If we want to spend money on infrastructure, we should do it right. That means assessing our needs in a realistic manner, spending only on projects that will make a real difference, having a realistic plan to build these projects, building them right the first time, and having a competitive bidding process to make sure that money isn’t being funneled to campaign contributors.

This bill is not about stimulus. It’s about the Democratic Party looting the future to pay off their political supporters. It is nearly 100% pure pork that will saddle the future with at least another $1,000,000,000,000 in debt—not counting interest. Even the Congressional Budget Office finds that the “stimulus” bill will just shift the costs to future generations. We can’t rob Peter to pay Paul and expect to get away with it. Recent history should demonstrate all too well why such ideas don’t work.

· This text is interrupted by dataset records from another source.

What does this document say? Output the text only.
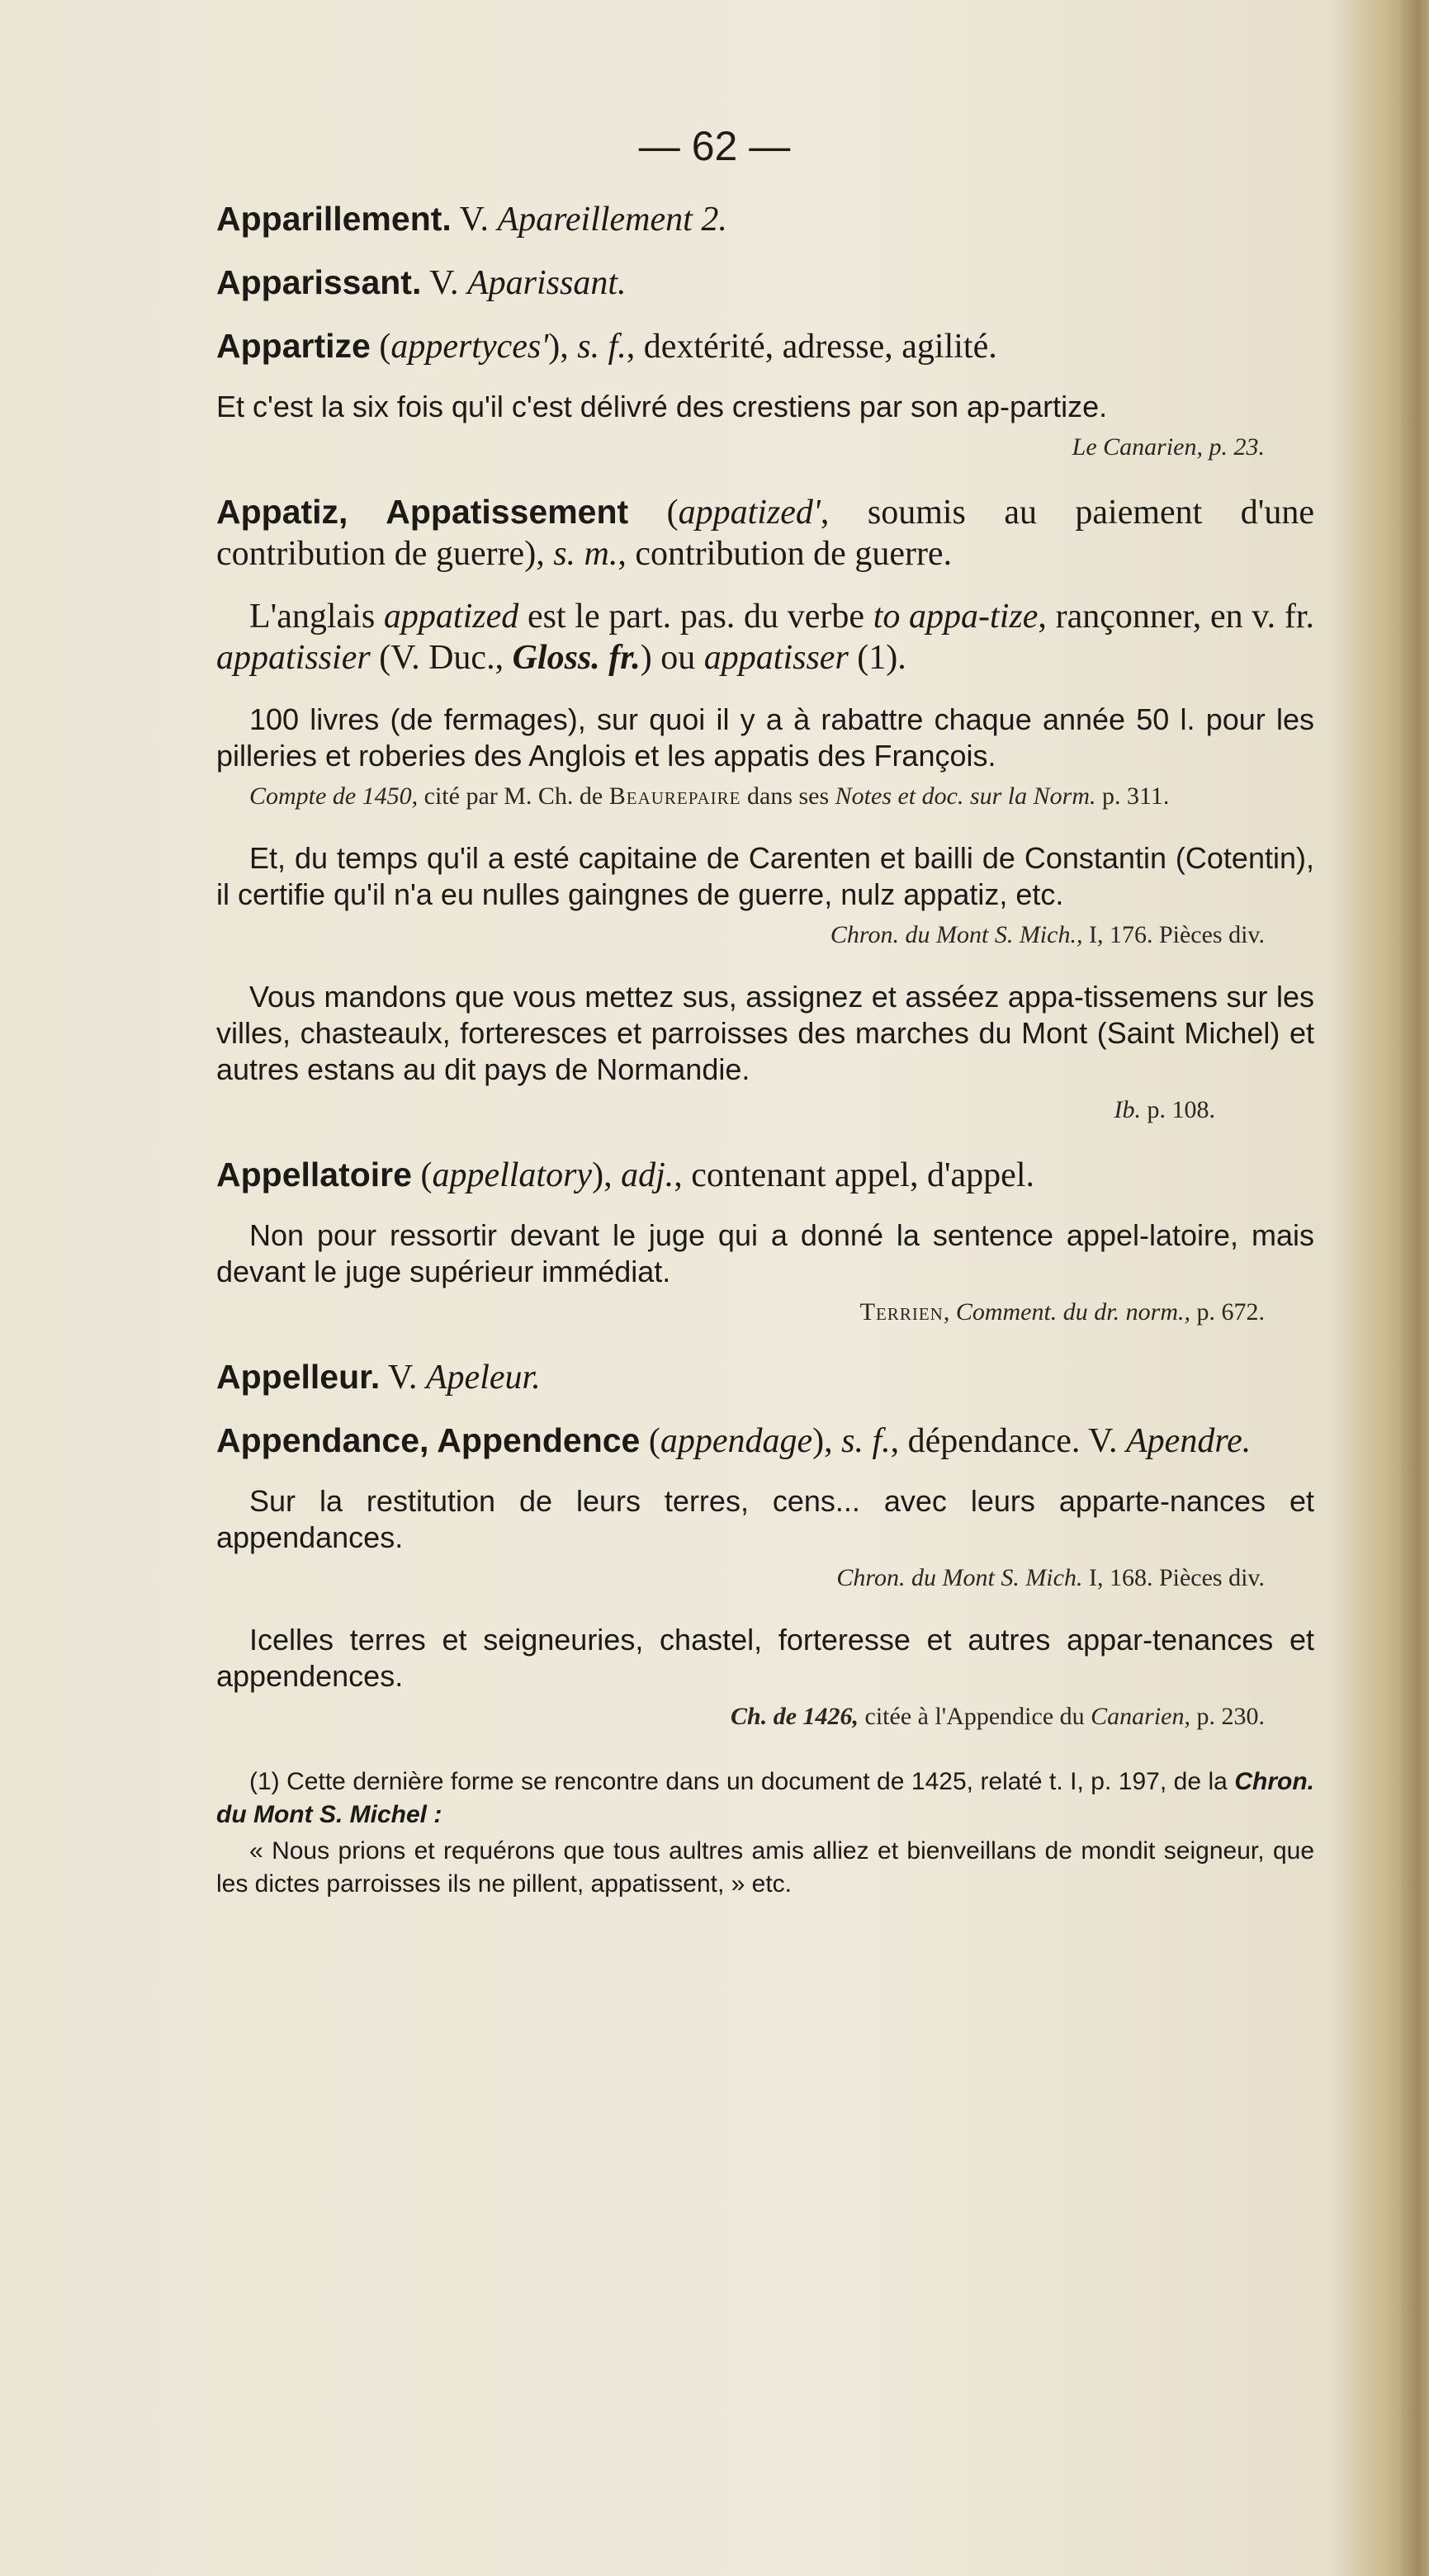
— 62 —

Apparillement. V. Apareillement 2.

Apparissant. V. Aparissant.

Appartize (appertyces'), s. f., dextérité, adresse, agilité.

Et c'est la six fois qu'il c'est délivré des crestiens par son ap-partize.

Le Canarien, p. 23.

Appatiz, Appatissement (appatized', soumis au paiement d'une contribution de guerre), s. m., contribution de guerre.

L'anglais appatized est le part. pas. du verbe to appa-tize, rançonner, en v. fr. appatissier (V. Duc., Gloss. fr.) ou appatisser (1).

100 livres (de fermages), sur quoi il y a à rabattre chaque année 50 l. pour les pilleries et roberies des Anglois et les appatis des François.

Compte de 1450, cité par M. Ch. de Beaurepaire dans ses Notes et doc. sur la Norm. p. 311.

Et, du temps qu'il a esté capitaine de Carenten et bailli de Constantin (Cotentin), il certifie qu'il n'a eu nulles gaingnes de guerre, nulz appatiz, etc.

Chron. du Mont S. Mich., I, 176. Pièces div.

Vous mandons que vous mettez sus, assignez et asséez appa-tissemens sur les villes, chasteaulx, forteresces et parroisses des marches du Mont (Saint Michel) et autres estans au dit pays de Normandie.

Ib. p. 108.

Appellatoire (appellatory), adj., contenant appel, d'appel.

Non pour ressortir devant le juge qui a donné la sentence appel-latoire, mais devant le juge supérieur immédiat.

Terrien, Comment. du dr. norm., p. 672.

Appelleur. V. Apeleur.

Appendance, Appendence (appendage), s. f., dépendance. V. Apendre.

Sur la restitution de leurs terres, cens... avec leurs apparte-nances et appendances.

Chron. du Mont S. Mich. I, 168. Pièces div.

Icelles terres et seigneuries, chastel, forteresse et autres appar-tenances et appendences.

Ch. de 1426, citée à l'Appendice du Canarien, p. 230.

(1) Cette dernière forme se rencontre dans un document de 1425, relaté t. I, p. 197, de la Chron. du Mont S. Michel :

« Nous prions et requérons que tous aultres amis alliez et bienveillans de mondit seigneur, que les dictes parroisses ils ne pillent, appatissent, » etc.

We need a real stimulus package, not an act of wanton irresponsibility. If President Obama were to demonstrate real leadership, he would tell Reid and Pelosi to stop playing childish partisan games and send him a bill that is nothing but stimulus and no pork—and if they refuse, he should veto it. We need real infrastructure repair, not political cronyism. The only shovel that’s ready to go is the shovel needed to clear out all the B.S. surrounding this bill.